Interesting stats courtesy of Tim Bray:
$350 for Apple · They’re obviously the best at turning a profit on selling phones. As Asymco reports, Apple gets about $650 per iPhone, has a margin around 55%, and thus makes a gross profit of $350 or so apiece.
$590 for AT&T · I went and dug through their 2011 Q3 numbers: They claimed a smartphone ARPU (dollars per customer per month) of $83.46 and reported a 29.6% gross margin; which over two years (a reasonable lifetime for a phone), by my math comes to just under $600.
(Dear businesspeople: I know the difference between “gross profit” and real money, and there are probably lots of places in the preceding two paragraphs where you might want to quibble with the accounting. But stay with me a minute.)

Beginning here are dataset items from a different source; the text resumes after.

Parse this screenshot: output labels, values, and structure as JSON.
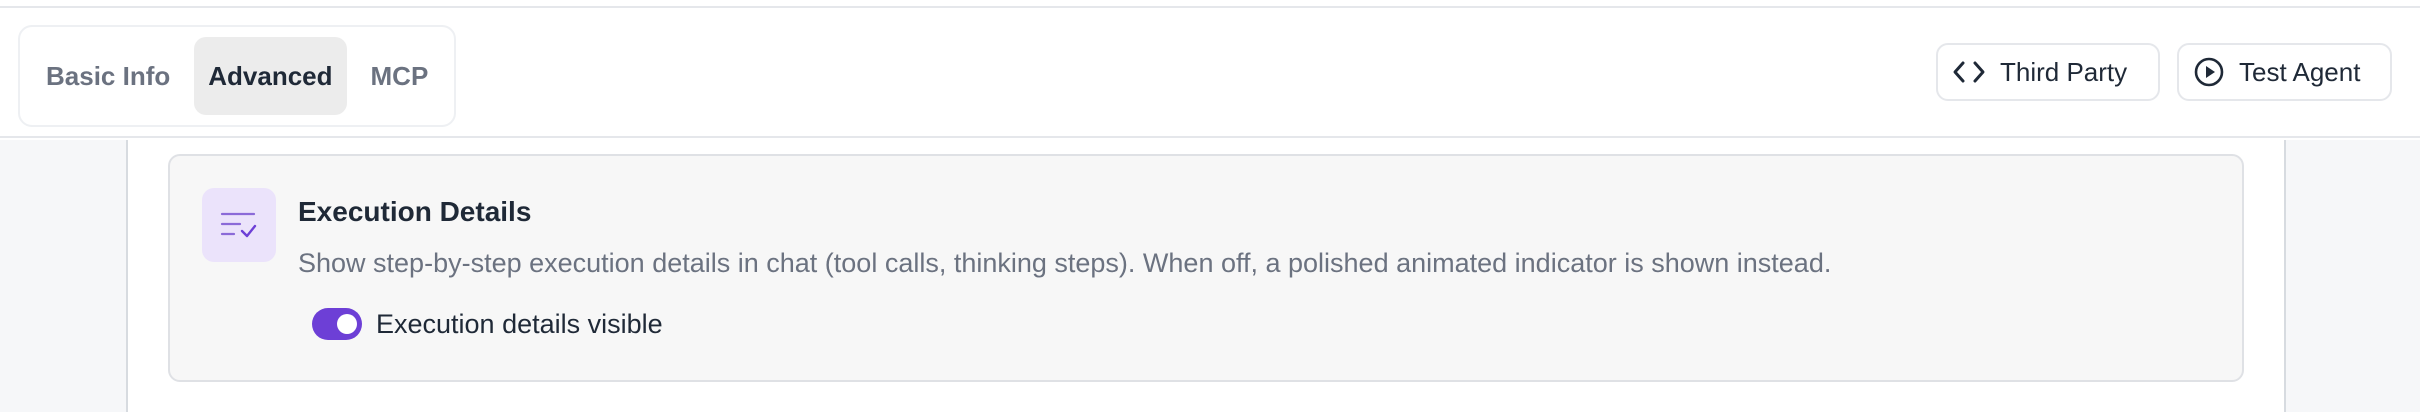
{
  "tabs": [
    {
      "label": "Basic Info",
      "active": false
    },
    {
      "label": "Advanced",
      "active": true
    },
    {
      "label": "MCP",
      "active": false
    }
  ],
  "actions": {
    "third_party": {
      "label": "Third Party",
      "icon": "code-icon"
    },
    "test_agent": {
      "label": "Test Agent",
      "icon": "play-circle-icon"
    }
  },
  "card": {
    "icon": "list-check-icon",
    "title": "Execution Details",
    "description": "Show step-by-step execution details in chat (tool calls, thinking steps). When off, a polished animated indicator is shown instead.",
    "toggle": {
      "label": "Execution details visible",
      "on": true
    }
  },
  "colors": {
    "accent": "#6d3fd6",
    "icon_bg": "#ebe3fb"
  }
}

$12 for App Writers · Back to Asymco; Horace calculated the total amount that the average user spends for apps on the average iOS device. Everyone thinks that iOS is the place to go to monetize apps. Yep, twelve bucks per device.
Yes, that $12 per device is pretty bad but I think much of this is a bi-product of what is available for the devices now. There are very few categories in which I have to spend money in order to get a high-quality app. And if you add in the fact that many families have multiple devices — and that everyone in a family gets the app for one price — then the price is actually higher. Let’s say the typical family has three devices — two iPhones and an iPad — then we are really talking $36 per family. Not great but better. Okay, that really stinks if you figure that Angry Birds has probably taken $4 per device all by themselves. (Just kidding. Probably more like $1.)
The reality is, for most of us there are only, as Tim put it, table scraps available in selling apps in App Stores. But that is the reality and we as developers need to figure out how to make that work for us.